The Port de Herm harbour is located just opposite to the harbour of St Peter Port. The distance from Guernsey to Herm is a staggering three nautical miles and this makes it a popular trip destination all year round. The high season is during the summer with up to 100 thousand tourists in total visiting Herm on a day trips. A day tripping is convenient as there is a good ferry connection between Herm and Guernsey.
The western wind was blowing when we arrived to Herm. Despite of this we first wanted to try if the harbour of Herm on the western coast would be sheltered by Guernsey. On our arrival the buoys at the bay were bobbling happily in waves and we decided to continue around the island to the eastern coast and the Shell Beach Bay in a search of calmer waters.
There are several anchorages on the east side of Herm. All of them are unsheltered and anchoring is possible only in very settled weather. Our plan was to have a walk around Herm and then for the night to continue to neighbour island Sark.
The tide was 8 metres and we carefully calculated the amount of the cable we need for keeping her floating until we’re back onboard from the island tour. As soon as the anchor was well set we put Pikku Suwena into water and went ashore. Looking from the dinghy it looked like and felt that the swell on the bay was not too bad and there is no surf on the beach. The truth was different. When the bow of the dinghy hit the beach we were immediately struck by a surf wave from behind, turning the dinghy sideways. And then there were two rather wet sailors pulling the dinghy above the high water line so it would still be there waiting for our return.
Herm is a tiny island with only 60 permanent residents living there. The island is 2.4 kilometres long and 0.8 kilometres wide with several footpaths around and across it. At first we walked to the northern coast, circling the island counter clockwise.

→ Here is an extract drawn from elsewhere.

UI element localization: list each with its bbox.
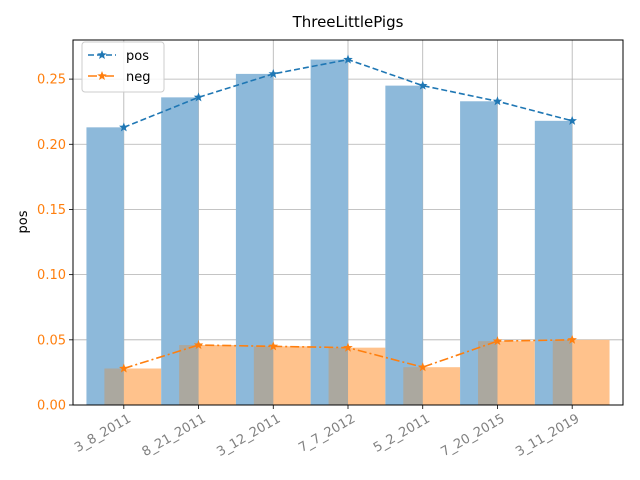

The terrain of the northern side of Herm consists of low hills and sandy beaches. The path was easy to walk and soon we were on the western side where the few houses of Herm like a school, a chapel, a hotel and few restaurants are located as well. There is also a campsite for tents that was swarming with happy campers.
We enjoyed a quick lunch at the Mermaid restaurant and continued our island tour. After passing the Herm harbour started the more challenging part as the island’s southern coast has taller hills and rocky cliffs.
The granite cliffs of the southern coast rise up to the height of 40 metres and the hills are spread over the whole width of the island. The footpath ascended up the cliffs for passing the capes and descended back to the next bay just continuing on to the cliffs of the next cape; up and down with a hill at a time. At times the path was very narrow and following the edge of the cliff with a steep slope and then in turn it dived across a lush forest into the next cape. We really had to be careful on the rocky footpath as there were some loose stones and steep drop next to us.
After closing the island tour next to Pikku Suwena on the Shell Beach our legs were feeling like spaghetti. But there was still one more chore left. The tide had pulled back and now there were 100 metres of soft sand between Pikku Suwena and the sea.
And then we were navigating around shoals and rocks that are revealed during the low water. Suwena however was waiting for us, floating peacefully. We lifted Pikku Suwena to the davits and after weighing the anchor set course towards the island of Sark that could be seen in southeast.
The day trip to Herm was cool. Herm is very well kept. Despite of so many visitors there was no littering and the rubbish cans are readily available along all the paths. This may sound self-evident but by visiting in many islands it is definitely not the norm.
The peace and tranquillity of Herm is further enhanced by the ban of cars and bicycles. Only quad bikes and tractors that are necessary for transporting the visitor’s luggage is allowed.
We left Herm with beaming smiles and totally happy!